Deux mois de blocage à Kinshasa
Depuis bientôt deux mois, Jacques Kyabula Katwe, gouverneur élu du Haut-Katanga, est retenu à Kinshasa. Officiellement, il avait été convoqué par le vice-premier ministre et ministre de l’Intérieur, Jacquemain Shabani, à la suite de ses propos tenus le 1er juillet dernier lors du meeting de l’Union sacrée à Lubumbashi. Une enquête devait éclairer les circonstances de sa « disparition » suivie de sa réapparition avant son arrivée dans la capitale. Mais depuis, le dossier semble au point mort, laissant planer une incertitude persistante : jusqu’à quand ce blocage durera-t-il ?
Un parcours politique marqué par la gestion de proximité
Jacques Kyabula Katwe s’est imposé progressivement dans la scène politique congolaise. Ancien directeur de cabinet au ministère des Infrastructures et Travaux publics, il accède au gouvernorat du Haut-Katanga en 2019.
À la tête de cette province stratégique, il s’est illustré par plusieurs réalisations notables :
La réhabilitation de routes et axes stratégiques, notamment celui de Kasumbalesa, essentiel pour le commerce transfrontalier.
La stabilisation sécuritaire dans certaines zones minières longtemps marquées par des tensions sociales.
La relance de l’économie locale, à travers l’appui aux petites et moyennes entreprises et une meilleure mobilisation des recettes fiscales.
Une gestion plus rigoureuse des finances publiques provinciales, saluée par divers partenaires économiques.
Ces actions lui ont valu une solide popularité. Un sondage de l’institut Les Points révèle que 81 % des habitants du Haut-Katanga réclament son retour et la reprise de ses fonctions.
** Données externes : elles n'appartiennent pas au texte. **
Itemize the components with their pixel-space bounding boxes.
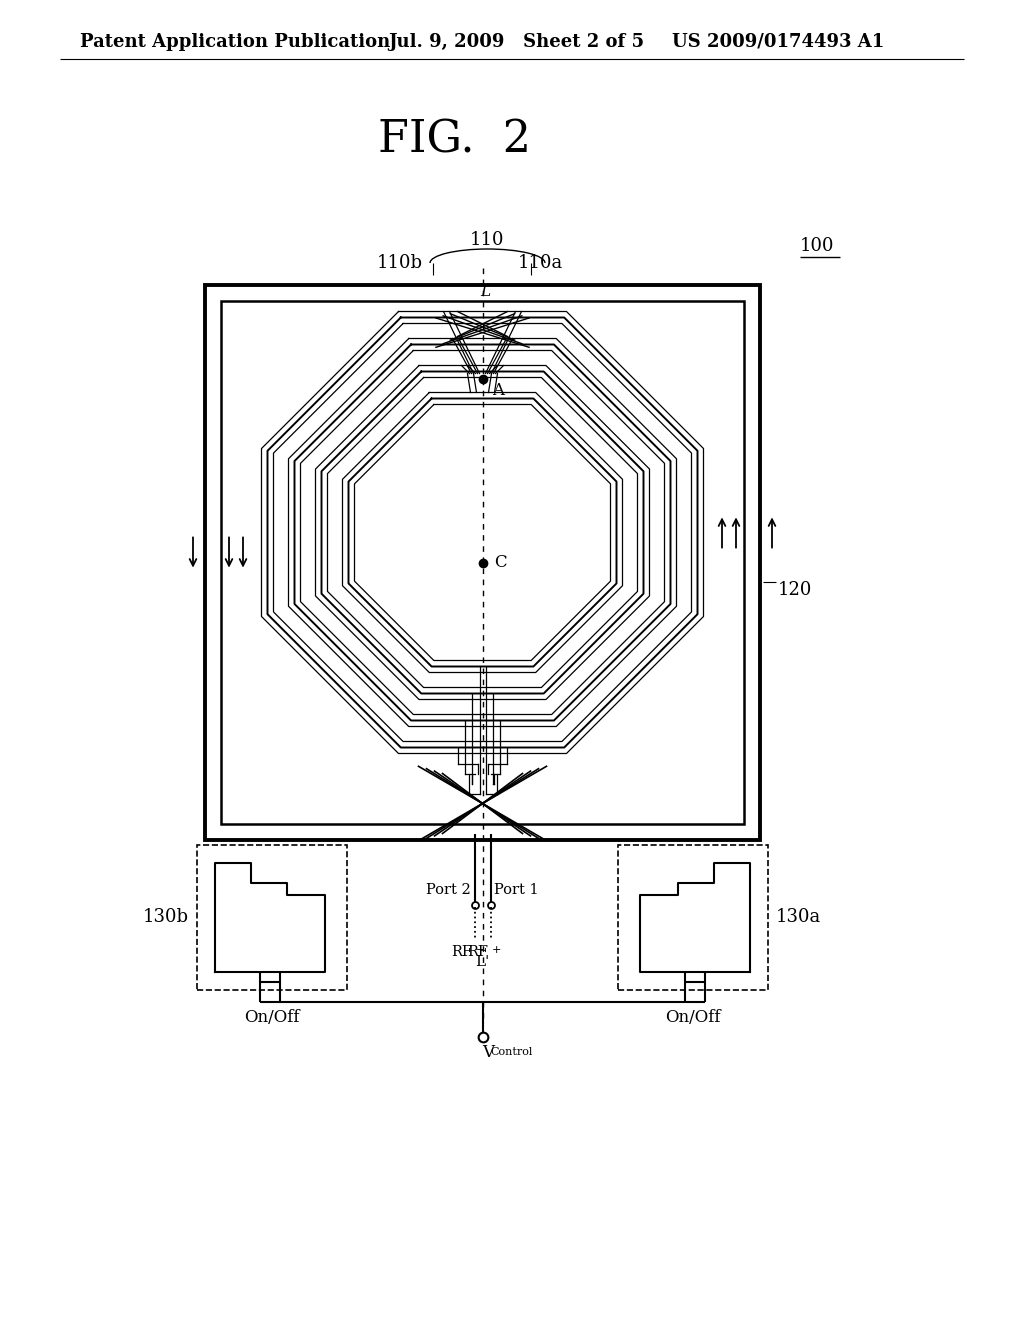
- Text: 130a: 130a: [776, 908, 821, 927]
- Text: L: L: [480, 285, 490, 300]
- Text: Jul. 9, 2009   Sheet 2 of 5: Jul. 9, 2009 Sheet 2 of 5: [388, 33, 644, 51]
- Text: Control: Control: [490, 1047, 532, 1057]
- Text: RF: RF: [468, 945, 488, 960]
- Text: C: C: [495, 554, 507, 572]
- Text: RF: RF: [452, 945, 472, 960]
- Text: 110a: 110a: [517, 253, 563, 272]
- Text: L': L': [475, 954, 489, 969]
- Bar: [197, 845, 347, 990]
- Text: 110b: 110b: [377, 253, 423, 272]
- Text: On/Off: On/Off: [245, 1010, 300, 1027]
- Text: FIG.  2: FIG. 2: [379, 119, 531, 161]
- Text: 120: 120: [778, 581, 812, 599]
- Text: US 2009/0174493 A1: US 2009/0174493 A1: [672, 33, 885, 51]
- Bar: [205, 285, 760, 840]
- Bar: [618, 845, 768, 990]
- Text: Port 1: Port 1: [495, 883, 539, 898]
- Text: 110: 110: [470, 231, 505, 249]
- Bar: [221, 301, 744, 824]
- Text: 130b: 130b: [143, 908, 189, 927]
- Text: 100: 100: [800, 238, 835, 255]
- Text: +: +: [492, 945, 501, 954]
- Text: −: −: [475, 945, 485, 954]
- Text: A: A: [493, 381, 505, 399]
- Text: Patent Application Publication: Patent Application Publication: [80, 33, 390, 51]
- Text: V: V: [482, 1044, 495, 1061]
- Text: Port 2: Port 2: [426, 883, 470, 898]
- Text: On/Off: On/Off: [666, 1010, 721, 1027]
Une mise à l’écart qui interroge
Pour nombre d’observateurs, le maintien de Jacques Kyabula à Kinshasa ne s’explique plus par des raisons administratives, mais par une volonté politique de l’écarter. Certains acteurs du pouvoir central chercheraient à imposer un nouveau gouverneur jugé plus aligné sur leurs intérêts.
Une telle démarche pourrait s’avérer coûteuse politiquement. En effet, Jacques Kyabula est considéré comme un atout pour le président Félix Tshisekedi dans une province où son influence a été difficilement acquise. L’écarter reviendrait à fragiliser inutilement le camp présidentiel, à quelques mois de nouveaux enjeux politiques et sociaux.
Les risques d’un vide politique au Katanga
Alors que la RDC est déjà confrontée à une insécurité persistante dans sa partie orientale, ouvrir un nouveau front au Katanga pourrait s’avérer dangereux. L’absence prolongée du gouverneur fragilise la cohésion entre Kinshasa et la base, et laisse des brèches exploitables par l’opposition, qu’elle soit politique ou armée.
Un appel à la réhabilitation
Face à cette situation, plusieurs voix s’élèvent pour demander au chef de l’État d’intervenir. La réhabilitation de Jacques Kyabula apparaît comme une nécessité pour préserver la stabilité dans une province stratégique et poursuivre les projets de développement en cours.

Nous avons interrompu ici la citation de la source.